Menjelang siang, Leimena mengumumkan sidang kabinet selesai. Dalam perjalanan keluar, di dekat tangga barat Istana, empat orang jenderal bertemu membicarakan perkembangan situasi yang terjadi. Keempat orang jenderal tersebut, Mayjen TNI Basuki Rachmat (Menteri Urusan Veteran), Brigjen TNI M. Jusuf (Menteri Perdagangan), Brigjen TNI Amirmachmud (Panglima Kodam V Djaja), dan Mayjen TNI Moersjid.

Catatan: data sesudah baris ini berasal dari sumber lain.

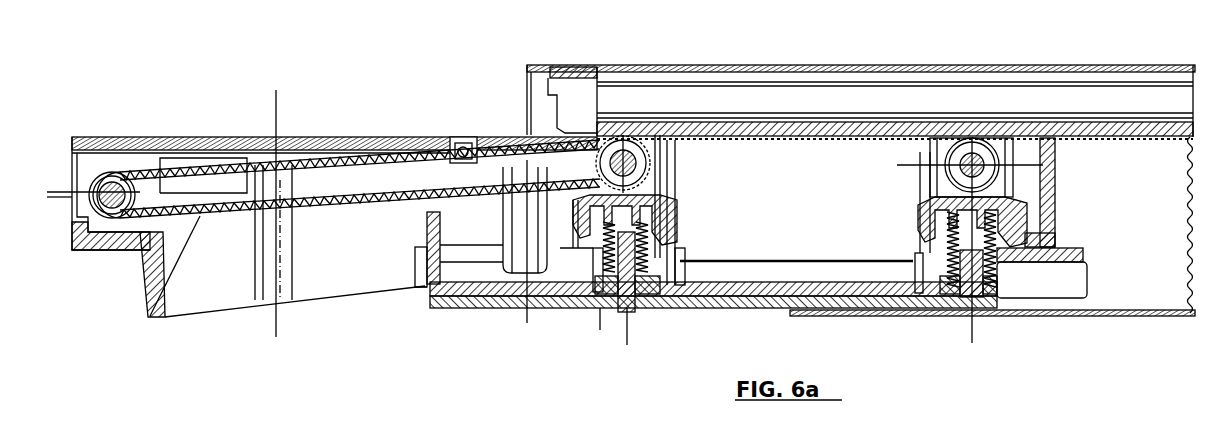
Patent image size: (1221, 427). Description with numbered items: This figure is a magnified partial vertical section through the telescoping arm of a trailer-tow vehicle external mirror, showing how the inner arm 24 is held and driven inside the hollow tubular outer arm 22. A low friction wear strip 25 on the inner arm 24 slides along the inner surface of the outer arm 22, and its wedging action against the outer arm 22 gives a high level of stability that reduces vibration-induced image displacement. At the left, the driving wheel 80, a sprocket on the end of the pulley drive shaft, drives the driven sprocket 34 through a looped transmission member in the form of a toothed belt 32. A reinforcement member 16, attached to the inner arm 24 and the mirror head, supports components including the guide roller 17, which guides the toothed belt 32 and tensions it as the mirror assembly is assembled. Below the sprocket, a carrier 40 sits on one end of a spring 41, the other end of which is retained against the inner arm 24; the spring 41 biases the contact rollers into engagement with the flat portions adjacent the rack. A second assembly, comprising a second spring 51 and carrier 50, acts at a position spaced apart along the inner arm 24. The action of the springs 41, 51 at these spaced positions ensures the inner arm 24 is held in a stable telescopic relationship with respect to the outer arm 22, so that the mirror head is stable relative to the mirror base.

The reinforcement member 16 is at (334, 117).
The guide roller 17 is at (395, 103).
The outer arm 22 is at (861, 168).
The inner arm 24 is at (516, 264).
The wear strip 25 is at (706, 288).
The toothed belt 32 is at (236, 213).
The driven sprocket 34 is at (663, 97).
The carrier 40 is at (687, 171).
The spring 41 is at (667, 332).
The carrier 50 is at (943, 186).
The second spring 51 is at (991, 252).
The driving wheel 80 is at (95, 158).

“Kecuali Moersjid, tiga jenderal setuju ajakan Jusuf untuk secepatnya ke Bogor, menyusul Bung Karno. (Mereka) berusaha menjelaskan kepada presiden bahwa Angkatan Darat sama sekali tidak punya niat meninggalkan Bung Karno,” tulis Julius Pour dalam Gerakan 30 September: Pelaku, Pahlawan, dan Petualang.
Sebelum berangkat ke Bogor, Basuki, Amir, dan Jusuf mampir dulu ke kawasan Menteng. Mereka sowan ke rumah Soeharto untuk melaporkan niatan mereka. Ketiga jenderal ini pada malam harinya pulang dari Bogor membawa Surat Perintah 11 Maret 1966 atau dikenal dengan Supersemar. Melalui surat sakti itulah terjadi peralihan kekuasaan dari Sukarno kepada Soeharto.
Kelak, di masa Orde Baru berkuasa, ketiga jenderal pembawa Supersemar itu menduduki jabatan penting. Basuki Rachmat menjabat Menteri Dalam Negeri (1966–1969) dan kemudian dianugerahi gelar Pahlawan Nasional. Amirmachmud menjabat Menteri Dalam Negeri selama tiga periode (1969–1982). M. Jusuf menjadi Panglima ABRI periode 1978–1973.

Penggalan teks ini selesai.